On 11 October at 18:00 everyone was invited to attend a lecture with musical elements by the renowned Swedish artist and musician Carl Michael von Hausswolff. From the abstract electronic and noise music grandees who have performed at Kim? over the past three weeks the renowned Swedish artist and musician Carl Michael von Hausswolff was the most varied in his creative manifestations and the most experienced as well.
Since the end of the 1970s, Hausswolff has worked as a composer using the tape recorder as his main instrument and as a conceptual visual artist working with performance art, light- and sound installations and photography. His works have been exhibited at biennales in Venice (2001, 2003, 2005), Istanbul (1997) and Johannesburg (1997), and documenta X. His works have been the favourites of the magazine ArtForum critics (2003, 2004, 2005). Carl Michael von Hausswolff’s music has been published by such publishing companies as Touch, Ash International, Laton, RasterNoton, Sub Rosa, Firework, Oral, Die Stadt and feld. He has collaborated with such musicians as Pan Sonic, Russell Haswell, Zbigniew Karkowski, The Hafler Trio and John Duncan and performed at such festivals as Sonar, Electrograph, I.D.E.A.L as well as at Skaņu mežs in 2004.
Hausswolff’s 2006 London concert was recognized as the best of the year by the influential British newspaper The Guardian. Hausswolff’s interest in architecture and topography has resulted in films Hashima, Japan 2002, Al Qasr, Bahriyah Oasis, Egypt, 2005 and Electra, Texas 2008.
From 1979 till 1992 Hausswolff’s audio compositions were created almost entirely from base material taken from earlier audiovisual installations and performances and were made up of complex drone at times characterised by aesthetic elegance and beauty. Hausswolff has retained the elegance and drone supplemented with strong sense of alienation.

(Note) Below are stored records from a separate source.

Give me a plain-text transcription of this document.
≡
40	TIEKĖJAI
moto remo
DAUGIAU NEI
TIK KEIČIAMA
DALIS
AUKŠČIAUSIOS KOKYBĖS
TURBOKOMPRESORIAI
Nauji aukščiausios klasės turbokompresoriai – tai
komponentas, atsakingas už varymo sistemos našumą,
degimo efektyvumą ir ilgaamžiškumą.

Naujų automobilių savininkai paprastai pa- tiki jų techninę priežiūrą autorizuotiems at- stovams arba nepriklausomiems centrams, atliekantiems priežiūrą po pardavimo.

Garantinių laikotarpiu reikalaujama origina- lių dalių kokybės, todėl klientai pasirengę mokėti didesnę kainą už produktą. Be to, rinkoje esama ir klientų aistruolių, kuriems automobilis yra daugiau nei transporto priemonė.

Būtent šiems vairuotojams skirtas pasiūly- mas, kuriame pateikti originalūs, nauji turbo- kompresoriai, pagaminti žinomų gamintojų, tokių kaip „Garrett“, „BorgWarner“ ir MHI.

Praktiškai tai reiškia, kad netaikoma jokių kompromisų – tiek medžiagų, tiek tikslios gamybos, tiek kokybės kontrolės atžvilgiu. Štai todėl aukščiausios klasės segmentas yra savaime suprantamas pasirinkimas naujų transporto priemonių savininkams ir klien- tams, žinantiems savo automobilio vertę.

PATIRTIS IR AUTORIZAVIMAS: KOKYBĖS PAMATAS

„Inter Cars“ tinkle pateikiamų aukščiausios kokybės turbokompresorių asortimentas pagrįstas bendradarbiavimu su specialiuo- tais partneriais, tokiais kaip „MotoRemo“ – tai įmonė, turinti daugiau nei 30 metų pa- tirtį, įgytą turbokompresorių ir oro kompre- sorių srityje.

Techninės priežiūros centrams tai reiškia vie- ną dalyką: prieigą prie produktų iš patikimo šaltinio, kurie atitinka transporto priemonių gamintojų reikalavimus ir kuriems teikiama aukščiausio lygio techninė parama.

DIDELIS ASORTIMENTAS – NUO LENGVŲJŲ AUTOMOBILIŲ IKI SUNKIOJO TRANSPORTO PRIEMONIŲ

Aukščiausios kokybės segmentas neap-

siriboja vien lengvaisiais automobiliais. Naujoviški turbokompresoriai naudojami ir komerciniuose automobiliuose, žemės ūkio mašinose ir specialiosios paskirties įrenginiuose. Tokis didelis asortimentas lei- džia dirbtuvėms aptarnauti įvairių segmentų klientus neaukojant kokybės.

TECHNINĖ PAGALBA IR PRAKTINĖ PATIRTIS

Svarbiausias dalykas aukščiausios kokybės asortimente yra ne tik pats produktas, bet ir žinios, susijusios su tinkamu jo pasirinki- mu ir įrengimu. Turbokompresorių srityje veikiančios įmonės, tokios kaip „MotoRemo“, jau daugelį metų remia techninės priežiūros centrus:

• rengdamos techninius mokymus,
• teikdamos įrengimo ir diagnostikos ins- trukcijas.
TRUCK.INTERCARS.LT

Over the period of 12 years since 1996 Hausswolff ripped the last remaining bits of “the decorative flesh” off his music’s “bones”. Now his works are pure and intuitive meditations on electricity, frequencies and tonal autism in strictly conceptual context. Recently in his sound art he has explored such themes as architecture, urbanism, rats and worms. In his concerts very physical, almost brutal aesthetics, mixes with buzzing, multi frequencial beauty. The artist points out that the audience often falls into a sort of trance falling asleep in their seats. In his visit to Riga Hausswolff put the emphasis on the audio dimension of his art.